Responding to the Ravi Zacharias Reports

February 22, 2021
George Robertson

I want to say a word to my Second Pres. family after the disturbing release of the report on Ravi Zacharias’s Ministry, by his ministry, confirming the allegations of sexual assault that he committed against those in his ministry, and in his business.

Because Ravi ministered here a few years ago and made a positive impact on our church—and a number of us have followed him with admiration—I thought it was important for us to have a family chat to encourage you with some ideas from scripture as you process this really disastrous news about his secret life.

I want to speak first of all to those women as well as men and children who have experienced sexual assault and sexual abuse.

These kinds of revelations are always triggering and disturbing and traumatizing; they open up for you fresh wounds. And then when they are revealed about someone who was in authority within the Christian world—especially a minister—then it's particularly painful for you, and I want to validate that.

I want to say I understand that and yet I want you to know that Jesus, your Good Shepherd, will never disappoint you in that way. Jesus will never abuse you. Jesus sees and feels the agony of your pain as one who himself experienced humiliation on the cross—sexual humiliation as his clothes were stripped from him.

I also want to remind you that God is just and God has said that at the great day He will judge, He will expose, and He will right every wrong—including those wrongs committed by the sexually immoral. And that day of reckoning is coming.

I want to encourage you as much as I can that this is a small testimony of God's justice—He sees your pain. These complaints that had been made by people along the way have finally been heard. There are people within the Christian world who take those accusations seriously get to the bottom of it and the truth has been revealed.

Second thing I want to say is to those who feel foolish.

I'm one of them. I loved to listen to Ravi Zacharias. He gave keen insights for me into the nature of truth in God’s Word and how that truth is superior to the lies of men.

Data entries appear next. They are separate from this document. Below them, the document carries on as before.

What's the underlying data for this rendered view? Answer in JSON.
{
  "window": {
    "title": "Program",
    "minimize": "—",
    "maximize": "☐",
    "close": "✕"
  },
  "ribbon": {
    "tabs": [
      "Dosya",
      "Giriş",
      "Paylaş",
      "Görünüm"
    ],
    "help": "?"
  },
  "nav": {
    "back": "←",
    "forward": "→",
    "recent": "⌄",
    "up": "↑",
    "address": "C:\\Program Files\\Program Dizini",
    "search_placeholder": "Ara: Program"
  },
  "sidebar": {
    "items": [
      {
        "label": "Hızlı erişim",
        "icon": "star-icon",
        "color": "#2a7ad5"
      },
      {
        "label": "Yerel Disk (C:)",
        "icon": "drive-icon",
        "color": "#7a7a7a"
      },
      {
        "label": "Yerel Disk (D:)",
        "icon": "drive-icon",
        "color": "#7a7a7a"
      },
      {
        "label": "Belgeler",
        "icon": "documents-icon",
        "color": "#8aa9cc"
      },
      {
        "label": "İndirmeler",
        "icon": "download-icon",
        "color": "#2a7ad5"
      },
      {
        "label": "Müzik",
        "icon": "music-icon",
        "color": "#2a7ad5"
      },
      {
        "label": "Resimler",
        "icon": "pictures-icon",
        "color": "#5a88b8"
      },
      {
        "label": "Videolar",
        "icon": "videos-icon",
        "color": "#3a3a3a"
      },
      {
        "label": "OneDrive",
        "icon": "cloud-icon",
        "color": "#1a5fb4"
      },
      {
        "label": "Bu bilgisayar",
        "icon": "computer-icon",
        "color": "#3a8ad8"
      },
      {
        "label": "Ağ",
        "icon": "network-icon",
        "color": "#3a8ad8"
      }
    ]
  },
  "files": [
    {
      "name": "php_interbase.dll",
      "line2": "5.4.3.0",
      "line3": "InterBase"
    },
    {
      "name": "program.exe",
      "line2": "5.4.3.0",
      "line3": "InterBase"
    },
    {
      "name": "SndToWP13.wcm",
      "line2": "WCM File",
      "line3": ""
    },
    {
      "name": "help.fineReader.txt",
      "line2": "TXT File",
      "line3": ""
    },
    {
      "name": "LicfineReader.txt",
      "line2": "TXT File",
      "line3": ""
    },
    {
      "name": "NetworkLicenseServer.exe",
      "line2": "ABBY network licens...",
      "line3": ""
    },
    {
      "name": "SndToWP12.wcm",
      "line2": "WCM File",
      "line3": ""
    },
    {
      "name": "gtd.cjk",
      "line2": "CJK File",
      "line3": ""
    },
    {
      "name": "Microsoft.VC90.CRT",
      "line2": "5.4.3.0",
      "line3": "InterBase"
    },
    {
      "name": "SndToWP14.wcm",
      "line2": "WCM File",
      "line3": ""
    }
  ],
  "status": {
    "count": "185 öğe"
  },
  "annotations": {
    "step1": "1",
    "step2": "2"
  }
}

When somebody who spoke true things like that turns out to be a farce and a lie in his life, we’re tempted to think: Can I trust anything that that I ever learned? Did any of those good things that happened to me, are they true? I want to assure you from God's word, again in Philippians 1 when Paul says some people preach the gospel out of selfish ambition and some are false preachers, some preach in order to hurt me he said, but at the end of the day the gospel is being preached. Christ is proclaimed and in that I rejoice.

Whatever truth you and I heard from Ravi Zacharias's lips was truth of God's word. And wherever we saw more of Jesus and became more like Him, that really did happen. And not even the lie of his life can change that. So, whatever you've seen of Jesus—cling to that. Whatever insights you've gained into God's Word and has grown you up to be more like Jesus, then you can at least rejoice that God is sovereign. God is so sovereign and cares so much for you that He was able to do good things to you and for you even through someone who did such wickedness.

The final thing I want to say is to those who are disillusioned.

And I confess, I get disillusioned. It takes me awhile to get my bearings and to have something to say after this kind of revelation. These kinds of revelations remind me when the Bible says that Jesus put His hope in no man because He knew what was in the heart of every man. This should humble us to realize I have in my heart the seeds of every sin and there's no way I can keep from going that same direction if You don't take care of me. Lord Jesus, lead me not into temptation but deliver me from evil—that should be our constant prayer.

It also should warn us not to put our hope in people. Our hope can only be in Christ. If we find ourselves hanging on the words of every person and following that person, we should be concerned. But if we hear someone who points us to Christ and after listening to them we love Jesus more, we can say, “OK that's someone's someone I can listen to!”

And then I would say this: A long time ago, I was meeting with a wise man. I was on a board, and we had been duped by some Christian charlatan who had taken a lot of money from our organization, and a lot of other Christian organizations, and he was posing as a Christian. And maybe he was a Christian, but he was scandalous.  

I said, “Dr. Chunning, I am so disillusioned; I don't know what to do.” He said, “I'm disappointed, too, but I'm not going to let this cause me to quit trusting.” You know we can't quit trusting. We gotta trust people.

We gotta trust our leaders—but not implicitly. And we should only trust leaders who have strong structures of accountability around them. Strong board members who would dare to get in their face and say, “This is not right, you're not going to do that!” People who are rooted and grounded in a local church and in submission to leaders in a local church, even if they're Christian celebrities.

Look at those you are following and ask: Do they have people on their boards; do they have people on their staff; do they have people in the diaconate or the eldership of their churches who are so secure in Christ and so well grounded in the gospel they could stand up to a powerful personality and say, “What you're doing is not right.” Or ask the hard questions—What are you doing with your time? Where are you? How are you keeping yourselves pure?

Ultimately our trust for any person is only relative, our absolute and implicit trust is in the God of grace, who through the Lord Jesus Christ will never disappoint us.